Answer For the second example, the output dimension would be \((9+2-3)//2 + 1 = 5\). The first element is \(k_10 + k_2x_1 + k_3x_2\) and the second element would be \(k_1x_2 + k_2x_3 + k_3x_4\). Expressed as a dot product, these are equivalent to \([\, 0 \quad x_1 \quad x_2 \,]\mathbf{k}\) and \([\, x_2 \quad x_3 \quad x_4 \,]\mathbf{k}\).

9.2.3 (c)

Recall that CNN filters have the property of weight sharing, meaning that different portions of an image can share the same weight to extract the same set of features. A convolution is actually a linear operation, which we can express as \(\mathbf{x}' = \mathbf{K}\mathbf{x}\) for some weight matrix \(\mathbf{K}\). Find \(\mathbf{K}\) for the convolution applied in part (a). What is its dimension?

Answer The input size is \(D=9\) and the output size shrinks by \(K-1=2\), so \(\mathbf{K}\) has a dimension of \(\mathbb{R}^{7\times9}\) and is given by \[ \mathbf{K} = \begin{bmatrix} k_1 & k_2 & k_3 & 0 & 0 & \cdots & 0\\ 0 & k_1 & k_2 & k_3 & 0 & \cdots & 0\\ & & & \vdots & & & \\ 0 & \cdots & 0 & k_1 & k_2 & k_3 & 0\\ 0 & \cdots & 0 & 0 & k_1 & k_2 & k_3 \end{bmatrix}.\]

9.2.4 (d)

Consider now a 2-dimensional example with the following kernel filter and image: \[\mathbf{K} = \frac{1}{4} \begin{bmatrix} 1 & 1\\ 1 & 1 \end{bmatrix} \hspace{10mm} \mathbf{X} = \begin{bmatrix} 1 & 2 & 3\\ 4 & 5 & 6\\ 7 & 8 & 9 \end{bmatrix} \]

Using no padding and a stride of 1, compute the output, and describe the effect of this filter.

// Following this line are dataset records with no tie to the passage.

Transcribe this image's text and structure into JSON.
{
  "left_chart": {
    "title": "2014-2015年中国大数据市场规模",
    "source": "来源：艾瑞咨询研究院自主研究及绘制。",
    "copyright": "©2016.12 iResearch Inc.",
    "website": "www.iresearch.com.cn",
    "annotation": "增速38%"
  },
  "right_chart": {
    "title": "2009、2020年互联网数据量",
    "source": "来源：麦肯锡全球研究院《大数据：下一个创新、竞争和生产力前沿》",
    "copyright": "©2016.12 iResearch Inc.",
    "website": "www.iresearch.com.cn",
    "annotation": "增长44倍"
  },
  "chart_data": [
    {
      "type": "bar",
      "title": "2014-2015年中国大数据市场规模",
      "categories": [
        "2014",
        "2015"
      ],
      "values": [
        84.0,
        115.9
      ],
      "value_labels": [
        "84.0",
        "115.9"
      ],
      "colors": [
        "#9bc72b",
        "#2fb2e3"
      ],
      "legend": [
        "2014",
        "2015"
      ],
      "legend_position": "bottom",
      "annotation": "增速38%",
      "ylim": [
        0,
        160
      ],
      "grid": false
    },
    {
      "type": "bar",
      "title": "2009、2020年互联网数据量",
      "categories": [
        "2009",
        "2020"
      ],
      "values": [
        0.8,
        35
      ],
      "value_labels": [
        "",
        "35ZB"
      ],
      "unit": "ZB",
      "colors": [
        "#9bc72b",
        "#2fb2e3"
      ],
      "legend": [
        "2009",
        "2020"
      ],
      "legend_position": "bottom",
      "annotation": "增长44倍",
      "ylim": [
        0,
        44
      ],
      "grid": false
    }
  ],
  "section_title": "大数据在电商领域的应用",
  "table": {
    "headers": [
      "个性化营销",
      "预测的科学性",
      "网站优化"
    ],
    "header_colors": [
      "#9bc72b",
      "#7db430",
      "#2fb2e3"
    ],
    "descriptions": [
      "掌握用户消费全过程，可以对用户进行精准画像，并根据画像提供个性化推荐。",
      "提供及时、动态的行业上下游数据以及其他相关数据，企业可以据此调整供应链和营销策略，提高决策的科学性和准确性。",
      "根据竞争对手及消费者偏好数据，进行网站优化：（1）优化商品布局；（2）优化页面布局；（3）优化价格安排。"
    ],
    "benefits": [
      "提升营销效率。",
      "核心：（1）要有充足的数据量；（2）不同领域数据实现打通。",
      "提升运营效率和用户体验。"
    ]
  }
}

Answer The output is \[ \begin{bmatrix} 3 & 4 \\ 6 & 7 \end{bmatrix}. \] This is a 2D moving average filter (aka a box filter) and can be used to perform average pooling.

9.2.5 (e)

We want to know the general formula for computing the output dimension of a convolution operation. Suppose we have a square input image of dimension \(W \times W\) and a \(K \times K\) kernel filter. If we assume stride of 1 and no padding, what’s the output dimension \(W'\)? What if we applied stride of \(s\) and padding of size \(p\), how would the dimension change?

Answer

With a stride length of one and no padding, the output dimension will be \(W' = W - K + 1\).

With a stride of \(s\) and padding of size \(p\), the output dimension will be \(\lfloor\frac{W + 2p - K}{s}\rfloor + 1\). We include a \(+2p\) because the padding is equivalent to adding extra terms on both the left and right side of the array. Dividing by \(s\) follows from the fact that we increment our counter by \(+s\) instead of \(+1\) when sliding along the image. The floor division operator ensures that the resulting output is an integer.